Retrenching in the AI world meant taking the useful learning developed over the last half century and deploying it to a more specific class of problems, by applying rigorous logical and mathematical principles.  What has emerged so far is the application of AI principles to specific types of objectives such as deep learning, big data, and predictive analytics. At the same time what was once known as AI is being re-branded into AGI (Artificial General Intelligence – the ability to solve any general problem; plan dinner, open a door, walk the dog).  There is a contingent in the AGI community that postulates that the gateway to true or “strong” AI requires robotic development. This creates the ability to “sample” the real world continuously and (it is believed) is the only path to learning how to behave like a human.

So where are we now?

Given the boom-and-bust history of AI, there is reason to be skeptical about the use of the term artificial intelligence.  In reality, a clear definition still does not exist for the term.  The current working definition in this field is “intelligent agents”, referring to any system that perceives its environment and takes actions that maximize its chance of achieving its goals. There is no longer widespread support for the Turing definition. And most of the capability offered up as AI is probably more rightly classified as sophisticated computer algorithms rather than embedded intelligence.

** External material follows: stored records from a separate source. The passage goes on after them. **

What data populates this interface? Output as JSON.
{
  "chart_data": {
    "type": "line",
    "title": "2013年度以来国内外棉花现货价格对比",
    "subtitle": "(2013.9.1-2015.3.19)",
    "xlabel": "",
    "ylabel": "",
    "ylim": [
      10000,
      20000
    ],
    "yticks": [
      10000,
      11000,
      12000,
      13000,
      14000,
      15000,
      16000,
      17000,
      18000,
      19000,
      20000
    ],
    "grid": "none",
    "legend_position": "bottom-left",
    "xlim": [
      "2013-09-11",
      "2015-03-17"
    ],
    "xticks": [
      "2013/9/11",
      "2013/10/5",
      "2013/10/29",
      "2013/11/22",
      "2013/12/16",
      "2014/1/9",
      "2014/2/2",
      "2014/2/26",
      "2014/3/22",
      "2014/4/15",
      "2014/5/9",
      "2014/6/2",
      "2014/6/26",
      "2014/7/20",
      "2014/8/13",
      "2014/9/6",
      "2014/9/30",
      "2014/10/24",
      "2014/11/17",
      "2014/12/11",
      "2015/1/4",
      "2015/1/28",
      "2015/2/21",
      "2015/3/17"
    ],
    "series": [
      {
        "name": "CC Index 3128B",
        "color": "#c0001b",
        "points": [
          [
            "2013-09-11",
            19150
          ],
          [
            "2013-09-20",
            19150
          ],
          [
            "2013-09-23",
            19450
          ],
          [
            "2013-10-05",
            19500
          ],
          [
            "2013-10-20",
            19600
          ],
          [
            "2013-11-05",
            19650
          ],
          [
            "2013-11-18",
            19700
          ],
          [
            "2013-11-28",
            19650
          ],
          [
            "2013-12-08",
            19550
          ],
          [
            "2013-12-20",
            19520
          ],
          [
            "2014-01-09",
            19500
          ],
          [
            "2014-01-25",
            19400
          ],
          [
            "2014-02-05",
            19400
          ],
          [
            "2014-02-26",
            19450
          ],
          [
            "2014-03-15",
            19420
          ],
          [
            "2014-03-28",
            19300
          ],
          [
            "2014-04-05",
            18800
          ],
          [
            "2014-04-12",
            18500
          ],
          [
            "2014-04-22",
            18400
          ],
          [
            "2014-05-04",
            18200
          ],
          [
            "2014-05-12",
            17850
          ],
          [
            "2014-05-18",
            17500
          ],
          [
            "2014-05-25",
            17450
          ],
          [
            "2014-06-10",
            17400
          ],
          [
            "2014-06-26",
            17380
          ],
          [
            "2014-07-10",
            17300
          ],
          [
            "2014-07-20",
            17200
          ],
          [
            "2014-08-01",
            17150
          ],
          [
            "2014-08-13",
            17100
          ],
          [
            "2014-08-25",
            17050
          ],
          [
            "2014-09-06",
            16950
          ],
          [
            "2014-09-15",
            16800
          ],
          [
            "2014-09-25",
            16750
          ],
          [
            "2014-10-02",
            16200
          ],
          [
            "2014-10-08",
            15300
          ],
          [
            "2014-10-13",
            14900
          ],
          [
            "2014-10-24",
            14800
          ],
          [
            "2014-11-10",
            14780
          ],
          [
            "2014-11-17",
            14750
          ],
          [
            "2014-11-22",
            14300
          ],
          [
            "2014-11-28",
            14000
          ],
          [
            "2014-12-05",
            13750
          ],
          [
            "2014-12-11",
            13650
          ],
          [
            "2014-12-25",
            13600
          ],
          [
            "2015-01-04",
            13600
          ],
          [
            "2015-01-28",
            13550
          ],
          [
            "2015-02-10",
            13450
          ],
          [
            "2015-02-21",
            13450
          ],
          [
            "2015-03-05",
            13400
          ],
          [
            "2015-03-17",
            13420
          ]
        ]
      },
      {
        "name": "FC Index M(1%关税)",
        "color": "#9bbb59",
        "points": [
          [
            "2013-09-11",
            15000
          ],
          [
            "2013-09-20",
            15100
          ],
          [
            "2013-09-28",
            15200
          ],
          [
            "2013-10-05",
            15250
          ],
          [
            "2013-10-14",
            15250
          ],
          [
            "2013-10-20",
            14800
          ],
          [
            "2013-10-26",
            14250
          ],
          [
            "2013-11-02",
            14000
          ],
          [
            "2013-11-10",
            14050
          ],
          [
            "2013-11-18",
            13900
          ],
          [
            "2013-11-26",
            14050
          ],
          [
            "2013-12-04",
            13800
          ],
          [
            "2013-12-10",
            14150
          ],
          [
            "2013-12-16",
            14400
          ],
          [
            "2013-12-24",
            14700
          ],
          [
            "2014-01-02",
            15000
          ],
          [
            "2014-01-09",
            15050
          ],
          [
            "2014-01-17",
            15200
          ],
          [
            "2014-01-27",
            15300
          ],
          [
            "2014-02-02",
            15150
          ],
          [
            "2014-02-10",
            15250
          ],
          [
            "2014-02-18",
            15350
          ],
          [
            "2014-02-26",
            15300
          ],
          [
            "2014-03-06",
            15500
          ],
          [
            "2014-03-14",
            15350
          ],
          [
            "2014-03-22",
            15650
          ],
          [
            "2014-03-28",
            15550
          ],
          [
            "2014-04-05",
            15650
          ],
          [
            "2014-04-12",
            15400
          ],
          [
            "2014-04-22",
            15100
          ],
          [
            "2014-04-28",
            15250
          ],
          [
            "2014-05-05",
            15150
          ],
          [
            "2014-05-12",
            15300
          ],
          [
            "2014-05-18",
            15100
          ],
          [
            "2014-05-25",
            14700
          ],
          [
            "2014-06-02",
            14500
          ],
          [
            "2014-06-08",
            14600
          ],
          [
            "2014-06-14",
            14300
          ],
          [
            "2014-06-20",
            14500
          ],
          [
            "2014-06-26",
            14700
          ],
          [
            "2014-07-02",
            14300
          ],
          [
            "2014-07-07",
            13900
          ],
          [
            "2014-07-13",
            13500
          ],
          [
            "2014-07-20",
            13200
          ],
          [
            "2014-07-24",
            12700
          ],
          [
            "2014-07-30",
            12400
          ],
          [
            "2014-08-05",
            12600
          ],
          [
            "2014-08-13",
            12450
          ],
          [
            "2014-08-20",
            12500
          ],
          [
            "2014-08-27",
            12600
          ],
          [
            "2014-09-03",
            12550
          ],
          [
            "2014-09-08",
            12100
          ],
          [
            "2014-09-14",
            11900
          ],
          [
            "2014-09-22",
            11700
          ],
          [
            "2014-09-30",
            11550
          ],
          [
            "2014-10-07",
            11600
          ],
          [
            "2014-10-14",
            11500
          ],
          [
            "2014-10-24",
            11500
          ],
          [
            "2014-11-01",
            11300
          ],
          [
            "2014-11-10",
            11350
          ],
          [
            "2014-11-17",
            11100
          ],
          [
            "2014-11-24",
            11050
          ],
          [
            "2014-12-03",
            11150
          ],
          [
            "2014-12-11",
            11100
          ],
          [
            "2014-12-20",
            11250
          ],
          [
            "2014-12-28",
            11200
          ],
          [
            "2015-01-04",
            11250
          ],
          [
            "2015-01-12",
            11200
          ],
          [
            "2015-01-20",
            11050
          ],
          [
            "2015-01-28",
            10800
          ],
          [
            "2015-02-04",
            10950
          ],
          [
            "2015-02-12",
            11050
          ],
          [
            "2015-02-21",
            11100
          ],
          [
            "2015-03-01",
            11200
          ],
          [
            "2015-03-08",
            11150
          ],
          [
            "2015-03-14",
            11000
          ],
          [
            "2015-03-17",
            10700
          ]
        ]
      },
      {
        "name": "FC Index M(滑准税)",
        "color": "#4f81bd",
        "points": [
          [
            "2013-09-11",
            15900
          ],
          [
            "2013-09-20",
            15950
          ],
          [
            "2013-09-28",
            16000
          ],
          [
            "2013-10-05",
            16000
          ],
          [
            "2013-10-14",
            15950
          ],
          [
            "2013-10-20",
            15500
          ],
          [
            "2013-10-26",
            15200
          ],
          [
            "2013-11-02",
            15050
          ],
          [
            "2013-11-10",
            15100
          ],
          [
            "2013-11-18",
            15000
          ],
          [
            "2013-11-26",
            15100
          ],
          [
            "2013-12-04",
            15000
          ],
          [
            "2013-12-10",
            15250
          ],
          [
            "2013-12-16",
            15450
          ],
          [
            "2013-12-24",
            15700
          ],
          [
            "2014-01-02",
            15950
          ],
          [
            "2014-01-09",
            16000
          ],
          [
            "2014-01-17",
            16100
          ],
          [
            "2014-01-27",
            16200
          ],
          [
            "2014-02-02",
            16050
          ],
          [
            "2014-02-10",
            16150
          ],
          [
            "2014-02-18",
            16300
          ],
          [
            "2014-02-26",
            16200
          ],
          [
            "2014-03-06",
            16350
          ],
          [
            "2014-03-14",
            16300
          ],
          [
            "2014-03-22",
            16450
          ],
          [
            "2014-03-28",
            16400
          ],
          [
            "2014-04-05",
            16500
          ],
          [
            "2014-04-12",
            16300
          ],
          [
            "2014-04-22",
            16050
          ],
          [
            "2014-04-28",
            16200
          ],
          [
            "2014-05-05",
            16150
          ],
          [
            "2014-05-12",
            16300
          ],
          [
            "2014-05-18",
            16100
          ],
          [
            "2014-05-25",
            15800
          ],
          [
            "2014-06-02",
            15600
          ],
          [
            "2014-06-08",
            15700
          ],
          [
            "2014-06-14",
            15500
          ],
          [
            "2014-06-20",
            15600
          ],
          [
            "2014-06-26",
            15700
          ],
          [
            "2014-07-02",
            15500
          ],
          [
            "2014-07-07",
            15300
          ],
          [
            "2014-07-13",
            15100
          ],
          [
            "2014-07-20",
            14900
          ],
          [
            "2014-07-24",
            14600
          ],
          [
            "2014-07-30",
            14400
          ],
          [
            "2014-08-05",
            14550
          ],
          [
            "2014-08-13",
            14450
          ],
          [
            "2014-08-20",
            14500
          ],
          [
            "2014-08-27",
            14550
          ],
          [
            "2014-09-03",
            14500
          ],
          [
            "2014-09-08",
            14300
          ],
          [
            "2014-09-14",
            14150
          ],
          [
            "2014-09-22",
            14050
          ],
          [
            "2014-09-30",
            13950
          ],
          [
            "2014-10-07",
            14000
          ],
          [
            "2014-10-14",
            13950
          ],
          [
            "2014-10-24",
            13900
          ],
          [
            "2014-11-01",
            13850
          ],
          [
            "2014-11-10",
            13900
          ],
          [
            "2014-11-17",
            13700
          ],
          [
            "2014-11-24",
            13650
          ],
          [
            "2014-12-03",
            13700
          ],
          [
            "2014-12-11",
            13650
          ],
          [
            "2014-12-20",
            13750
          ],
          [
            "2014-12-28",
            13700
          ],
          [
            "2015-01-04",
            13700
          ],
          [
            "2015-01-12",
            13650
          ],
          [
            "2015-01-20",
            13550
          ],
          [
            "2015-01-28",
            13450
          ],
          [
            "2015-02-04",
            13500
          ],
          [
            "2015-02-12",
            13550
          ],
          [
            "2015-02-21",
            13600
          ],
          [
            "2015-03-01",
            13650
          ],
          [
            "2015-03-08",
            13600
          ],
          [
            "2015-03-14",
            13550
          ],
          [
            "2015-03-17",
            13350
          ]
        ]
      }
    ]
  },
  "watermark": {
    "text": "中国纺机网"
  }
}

Researchers still work toward a definition of AGI or intelligent agents. In the meantime, they have produced useful work in fields associated with machine “intelligence”: data mining, speech recognition, search engines, machine learning and logistics are some examples.

Identifying and predicting when the next breakthrough will occur is an impossible task. But perhaps scientists have been looking in the wrong place. The secret to success may ultimately lie in solving for Moravec’s Paradox. Hans Moravec was one of the pioneering thought leaders in the AI community from the Dartmouth days.  He observed that, contrary to traditional assumptions, reasoning requires very little computation, but sensorimotor and perception skills require enormous computational resources.  With this observation, Moravec relegates the brain to a repository for all of the highly processed sensory inputs of the body. Perhaps the real intelligence is all of the body’s external stimulation, once it has been filtered through the “common sense engine” that is our brain. Whatever it turns out to be, you can bet companies will continue to tout their latest AI-powered development, at least until the next thing comes along.